How much of this increase is due to increasing ocean temps, and how much is due to combustion is up for question (since the math doesn’t add up given the mass of carbon being burned worldwide vs the total mass of the atmosphere - but that’s just another area where the AGW extremist arguments fail), but there HAS BEEN a 31+% increase in CO2.
Water vapor is 95% of all GHG, and none of it is man-made.
However, man’s total greenhouse gas contribution is ONLY 0.28% of all GHG’s. The remaining amount is natural methane, natural CO2, natural ozone, etc.
Thus, without man, GHG = 100.0
With man’s contribution, GHG = 100.28
Assume we double CO2 concentration, assume NONE of the increase is due to ocean degassing, and assume methane remains the same level (as it is now.) That where you get (less than) 1.2% of GHG effect is man-caused under worst case conditions. The GHG effect is logarithmic by the way, not linear: This means that adding 25 ppm more CO2 (going from 275 to 300) has a greater effect than going from 375 to 400, from 425 to 450, or from 675 to 700. Doubling CO2 does NOT double the GHG effect.

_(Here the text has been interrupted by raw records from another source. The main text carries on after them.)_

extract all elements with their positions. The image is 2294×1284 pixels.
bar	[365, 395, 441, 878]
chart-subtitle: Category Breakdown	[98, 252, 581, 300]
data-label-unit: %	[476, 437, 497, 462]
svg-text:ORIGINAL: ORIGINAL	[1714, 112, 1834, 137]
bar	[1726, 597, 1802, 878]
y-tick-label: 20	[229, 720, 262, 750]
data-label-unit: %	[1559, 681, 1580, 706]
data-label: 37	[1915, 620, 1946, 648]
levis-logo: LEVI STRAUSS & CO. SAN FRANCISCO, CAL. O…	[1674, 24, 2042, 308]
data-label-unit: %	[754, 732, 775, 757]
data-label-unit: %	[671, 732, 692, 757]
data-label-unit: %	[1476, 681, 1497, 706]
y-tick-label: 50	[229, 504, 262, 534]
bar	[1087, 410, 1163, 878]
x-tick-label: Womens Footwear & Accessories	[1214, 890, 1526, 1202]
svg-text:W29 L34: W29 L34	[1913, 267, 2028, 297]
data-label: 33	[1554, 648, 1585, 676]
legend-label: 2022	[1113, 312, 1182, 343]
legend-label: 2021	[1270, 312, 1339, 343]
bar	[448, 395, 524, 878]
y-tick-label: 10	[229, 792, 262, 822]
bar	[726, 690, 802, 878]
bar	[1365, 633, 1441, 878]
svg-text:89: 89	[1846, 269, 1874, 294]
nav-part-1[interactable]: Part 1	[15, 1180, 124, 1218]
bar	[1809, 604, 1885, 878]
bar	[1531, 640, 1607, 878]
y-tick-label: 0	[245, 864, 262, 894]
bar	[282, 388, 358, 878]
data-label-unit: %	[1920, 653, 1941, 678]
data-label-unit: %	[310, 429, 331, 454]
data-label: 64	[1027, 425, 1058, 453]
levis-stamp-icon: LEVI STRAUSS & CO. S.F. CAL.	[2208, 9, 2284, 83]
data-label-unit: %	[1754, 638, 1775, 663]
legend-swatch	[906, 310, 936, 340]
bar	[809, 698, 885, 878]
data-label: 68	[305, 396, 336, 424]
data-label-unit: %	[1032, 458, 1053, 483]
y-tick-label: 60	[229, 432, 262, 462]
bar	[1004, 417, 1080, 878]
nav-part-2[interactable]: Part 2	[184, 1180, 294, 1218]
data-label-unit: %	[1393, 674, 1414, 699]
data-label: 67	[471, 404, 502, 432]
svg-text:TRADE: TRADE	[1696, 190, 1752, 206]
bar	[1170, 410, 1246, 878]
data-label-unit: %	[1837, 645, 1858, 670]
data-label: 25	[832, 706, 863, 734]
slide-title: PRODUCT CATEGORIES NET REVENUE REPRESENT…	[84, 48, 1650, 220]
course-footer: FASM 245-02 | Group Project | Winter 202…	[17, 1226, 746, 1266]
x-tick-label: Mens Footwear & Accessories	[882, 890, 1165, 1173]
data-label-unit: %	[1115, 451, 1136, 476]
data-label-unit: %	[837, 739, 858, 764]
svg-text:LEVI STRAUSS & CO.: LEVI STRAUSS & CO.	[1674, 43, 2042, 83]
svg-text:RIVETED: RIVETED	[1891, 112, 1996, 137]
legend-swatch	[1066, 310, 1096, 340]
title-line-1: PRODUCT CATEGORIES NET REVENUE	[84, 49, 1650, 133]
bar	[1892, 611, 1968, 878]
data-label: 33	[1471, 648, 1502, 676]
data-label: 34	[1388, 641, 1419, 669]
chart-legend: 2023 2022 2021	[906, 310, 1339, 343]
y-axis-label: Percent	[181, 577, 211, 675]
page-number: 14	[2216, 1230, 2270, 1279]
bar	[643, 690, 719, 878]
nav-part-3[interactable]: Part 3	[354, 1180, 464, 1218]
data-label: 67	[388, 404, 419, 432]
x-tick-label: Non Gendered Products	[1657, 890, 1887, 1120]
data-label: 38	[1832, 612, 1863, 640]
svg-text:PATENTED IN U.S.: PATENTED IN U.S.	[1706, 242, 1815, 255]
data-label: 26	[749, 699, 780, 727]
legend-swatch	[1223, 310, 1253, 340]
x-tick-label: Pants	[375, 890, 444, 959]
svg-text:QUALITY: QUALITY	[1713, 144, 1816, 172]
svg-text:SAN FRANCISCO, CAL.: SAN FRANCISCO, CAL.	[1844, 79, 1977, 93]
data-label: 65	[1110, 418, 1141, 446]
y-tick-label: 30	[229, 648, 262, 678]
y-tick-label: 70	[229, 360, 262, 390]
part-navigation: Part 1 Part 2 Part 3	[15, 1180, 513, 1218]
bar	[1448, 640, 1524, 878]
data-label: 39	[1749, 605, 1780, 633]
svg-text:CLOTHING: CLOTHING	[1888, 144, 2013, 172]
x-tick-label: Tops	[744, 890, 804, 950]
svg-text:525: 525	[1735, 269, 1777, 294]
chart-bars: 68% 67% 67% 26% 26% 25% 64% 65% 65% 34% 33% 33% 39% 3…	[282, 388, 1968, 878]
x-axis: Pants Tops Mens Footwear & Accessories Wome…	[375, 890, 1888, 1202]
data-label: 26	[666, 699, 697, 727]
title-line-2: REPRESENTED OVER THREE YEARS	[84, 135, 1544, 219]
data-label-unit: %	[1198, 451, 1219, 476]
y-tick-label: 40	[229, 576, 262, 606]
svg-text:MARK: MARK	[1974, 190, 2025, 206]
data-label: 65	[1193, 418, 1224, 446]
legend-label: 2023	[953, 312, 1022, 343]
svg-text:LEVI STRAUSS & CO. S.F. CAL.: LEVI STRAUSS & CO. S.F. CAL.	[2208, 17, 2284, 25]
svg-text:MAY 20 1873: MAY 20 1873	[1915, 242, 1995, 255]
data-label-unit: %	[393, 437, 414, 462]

Your arguments all seem out-of-date, from GCMs to temperature profiles to this. The oceans are a HUGE carbon SINK! National Geographic: Oceans Found to Absorb Half of All Man-Made Carbon Dioxide
The GHG effect is logarithmic by the way, not linear
And yet, I thought that up-thread, you discounted Meyre, et al.'s equation. Is it the coefficient you question, or what?